Alors que Resolute Mining affiche une rentabilité de 21,9% sur ses actifs aurifères maliens et sénégalais, les récents incidents sécuritaires – dont l’explosion d’une mine artisanale ayant tué un lycéen dans la forêt du Baoulé en mai 2026 – rappellent que la production d’or en Afrique de l’Ouest se joue sur un fil. Derrière les performances financières, ce sont les fragilités structurelles des États hôtes et les équilibres géopolitiques qui sont en jeu, alors que la région cherche à renforcer sa souveraineté énergétique et minière.

Infographie — Or · Production

Une rentabilité qui attire, des risques qui persistent

La publication de Resolute Mining dans le screener Low‑Risk Leaders de Simply Wall St met en lumière un paradoxe ouest‑africain. Avec un retour sur fonds propres de 21,9% et une production combinée de plus de 865 millions de dollars de chiffre d’affaires (Syama au Mali : 539 M$, Mako au Sénégal : 326 M$), le groupe australien figure parmi les valeurs minières les plus solides du continent. Mais cette santé financière contraste avec un environnement opérationnel marqué par l’insécurité, les tensions fiscales et les blocages administratifs.

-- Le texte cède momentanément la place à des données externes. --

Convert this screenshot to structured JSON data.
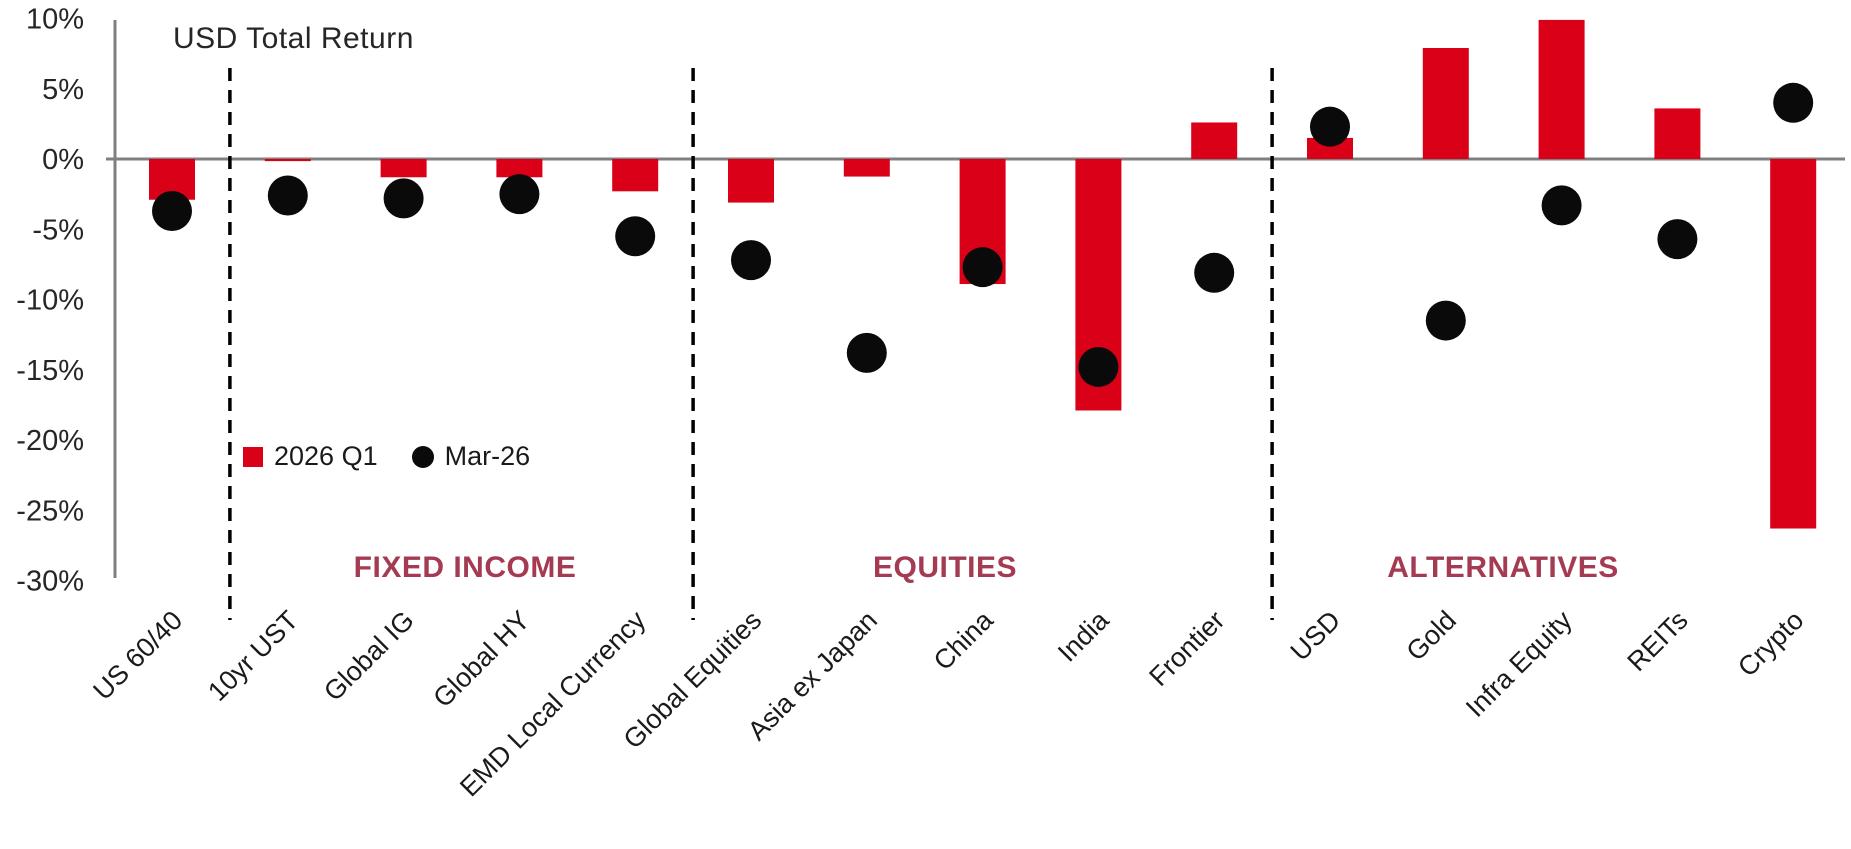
{
  "title": "USD Total Return",
  "legend": {
    "bar_label": "2026 Q1",
    "dot_label": "Mar-26"
  },
  "colors": {
    "bar": "#d90018",
    "dot": "#0a0a0a",
    "group_label": "#a43b52",
    "axis": "#7f7f7f",
    "text": "#262626",
    "separator": "#000000"
  },
  "chart_data": {
    "type": "bar",
    "title": "USD Total Return",
    "categories": [
      "US 60/40",
      "10yr UST",
      "Global IG",
      "Global HY",
      "EMD Local Currency",
      "Global Equities",
      "Asia ex Japan",
      "China",
      "India",
      "Frontier",
      "USD",
      "Gold",
      "Infra Equity",
      "REITs",
      "Crypto"
    ],
    "series": [
      {
        "name": "2026 Q1",
        "type": "bar",
        "color": "#d90018",
        "values": [
          -2.9,
          -0.15,
          -1.3,
          -1.3,
          -2.3,
          -3.1,
          -1.25,
          -8.9,
          -17.9,
          2.6,
          1.5,
          7.9,
          9.9,
          3.6,
          -26.3
        ]
      },
      {
        "name": "Mar-26",
        "type": "scatter",
        "color": "#0a0a0a",
        "values": [
          -3.7,
          -2.6,
          -2.8,
          -2.5,
          -5.5,
          -7.2,
          -13.8,
          -7.7,
          -14.8,
          -8.1,
          2.3,
          -11.5,
          -3.3,
          -5.7,
          4.0
        ]
      }
    ],
    "ylim": [
      -30,
      10
    ],
    "yticks": [
      10,
      5,
      0,
      -5,
      -10,
      -15,
      -20,
      -25,
      -30
    ],
    "ytick_format": "percent",
    "grid": false,
    "legend_position": "inside-left",
    "groups": [
      {
        "label": "FIXED INCOME",
        "start": 1,
        "end": 4,
        "label_x_center": 465
      },
      {
        "label": "EQUITIES",
        "start": 5,
        "end": 9,
        "label_x_center": 945
      },
      {
        "label": "ALTERNATIVES",
        "start": 10,
        "end": 14,
        "label_x_center": 1503
      }
    ],
    "separators_after_index": [
      0,
      4,
      9
    ]
  }
}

Les sources historiques de mai 2026 font état d’une escalade sécuritaire au Mali : quatre frappes aériennes sur Kidal, une explosion de mine artisanale meurtrière à Kita, et des discussions au plus haut niveau entre le ministre de l’Agriculture malien et la SFI pour relancer le financement agricole. Ce climat d’instabilité pèse directement sur les opérations minières, exposées aux attaques djihadistes, aux conflits fonciers et aux risques de nationalisation.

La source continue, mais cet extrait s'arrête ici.